For the NYTimes, I feel like their whole strategy is making the first year almost unrealistically cheap so people just sign up without thinking too hard. It’s $1 a week and then jumps to $4 after the year ends. Same thing with the family plan going from $2 to $7.50. If they asked people to pay the full $48 or $90 upfront, it would raise way more concerns, but splitting it into small monthly charges basically hides the real cost. The risk is people canceling after the price hike, but NYT is basically betting that most people forget or already built the habit.

Figma

Figma approaches it differently. They don’t do free trials, probably because it’s a tool people stick with for a long time and it has a learning curve.
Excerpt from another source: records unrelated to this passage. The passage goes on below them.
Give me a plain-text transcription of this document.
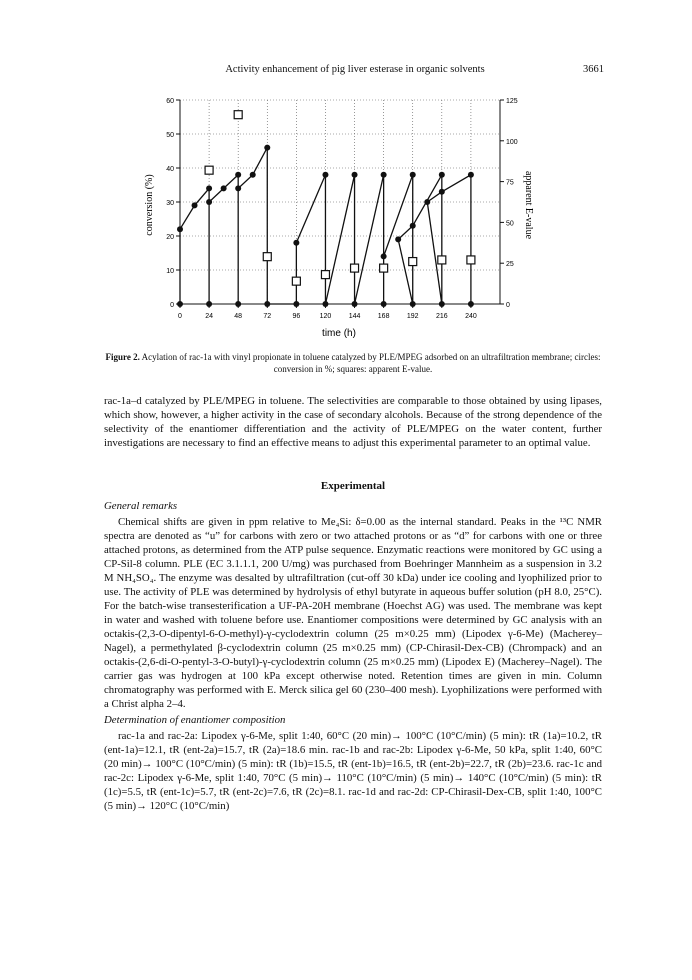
Activity enhancement of pig liver esterase in organic solvents	3661
0
10
20
30
40
50
60
0
25
50
75
100
125
0	24	48	72	96	120 144 168 192 216 240
time (h)
conversion (%)	apparent E-value
Figure 2. Acylation of rac-1a with vinyl propionate in toluene catalyzed by PLE/MPEG adsorbed on an ultrafiltration membrane; circles: conversion in %; squares: apparent E-value.

rac-1a–d catalyzed by PLE/MPEG in toluene. The selectivities are comparable to those obtained by using lipases, which show, however, a higher activity in the case of secondary alcohols. Because of the strong dependence of the selectivity of the enantiomer differentiation and the activity of PLE/MPEG on the water content, further investigations are necessary to find an effective means to adjust this experimental parameter to an optimal value.

Experimental
General remarks

Chemical shifts are given in ppm relative to Me₄Si: δ=0.00 as the internal standard. Peaks in the ¹³C NMR spectra are denoted as “u” for carbons with zero or two attached protons or as “d” for carbons with one or three attached protons, as determined from the ATP pulse sequence. Enzymatic reactions were monitored by GC using a CP-Sil-8 column. PLE (EC 3.1.1.1, 200 U/mg) was purchased from Boehringer Mannheim as a suspension in 3.2 M NH₄SO₄. The enzyme was desalted by ultrafiltration (cut-off 30 kDa) under ice cooling and lyophilized prior to use. The activity of PLE was determined by hydrolysis of ethyl butyrate in aqueous buffer solution (pH 8.0, 25°C). For the batch-wise transesterification a UF-PA-20H membrane (Hoechst AG) was used. The membrane was kept in water and washed with toluene before use. Enantiomer compositions were determined by GC analysis with an octakis-(2,3-O-dipentyl-6-O-methyl)-γ-cyclodextrin column (25 m×0.25 mm) (Lipodex γ-6-Me) (Macherey–Nagel), a permethylated β-cyclodextrin column (25 m×0.25 mm) (CP-Chirasil-Dex-CB) (Chrompack) and an octakis-(2,6-di-O-pentyl-3-O-butyl)-γ-cyclodextrin column (25 m×0.25 mm) (Lipodex E) (Macherey–Nagel). The carrier gas was hydrogen at 100 kPa except otherwise noted. Retention times are given in min. Column chromatography was performed with E. Merck silica gel 60 (230–400 mesh). Lyophilizations were performed with a Christ alpha 2–4.

Determination of enantiomer composition

rac-1a and rac-2a: Lipodex γ-6-Me, split 1:40, 60°C (20 min)→ 100°C (10°C/min) (5 min): tR (1a)=10.2, tR (ent-1a)=12.1, tR (ent-2a)=15.7, tR (2a)=18.6 min. rac-1b and rac-2b: Lipodex γ-6-Me, 50 kPa, split 1:40, 60°C (20 min)→ 100°C (10°C/min) (5 min): tR (1b)=15.5, tR (ent-1b)=16.5, tR (ent-2b)=22.7, tR (2b)=23.6. rac-1c and rac-2c: Lipodex γ-6-Me, split 1:40, 70°C (5 min)→ 110°C (10°C/min) (5 min)→ 140°C (10°C/min) (5 min): tR (1c)=5.5, tR (ent-1c)=5.7, tR (ent-2c)=7.6, tR (2c)=8.1. rac-1d and rac-2d: CP-Chirasil-Dex-CB, split 1:40, 100°C (5 min)→ 120°C (10°C/min)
But they make up for it with a lot of flexible tiers. What I actually like is that instead of restricting team size, they restrict features and credits. So you can still collaborate, but you eventually upgrade when your workflow gets more complex. The only risk is making the free tier too limited, but they keep it just usable enough so new people don’t feel blocked.

Spotify

For Spotify, their whole thing is long-term retention. They love bundling with other companies because it gives them access to new users with basically no friction. My first time using Spotify was literally because of a T-Mobile deal that gave me three months free. After that ended, I switched to the student plan. And even my friends who graduated and lost the discount still use it because they’re already so used to the platform. So Spotify takes the short-term loss with these promos because once people build their playlists and routines, they basically never leave.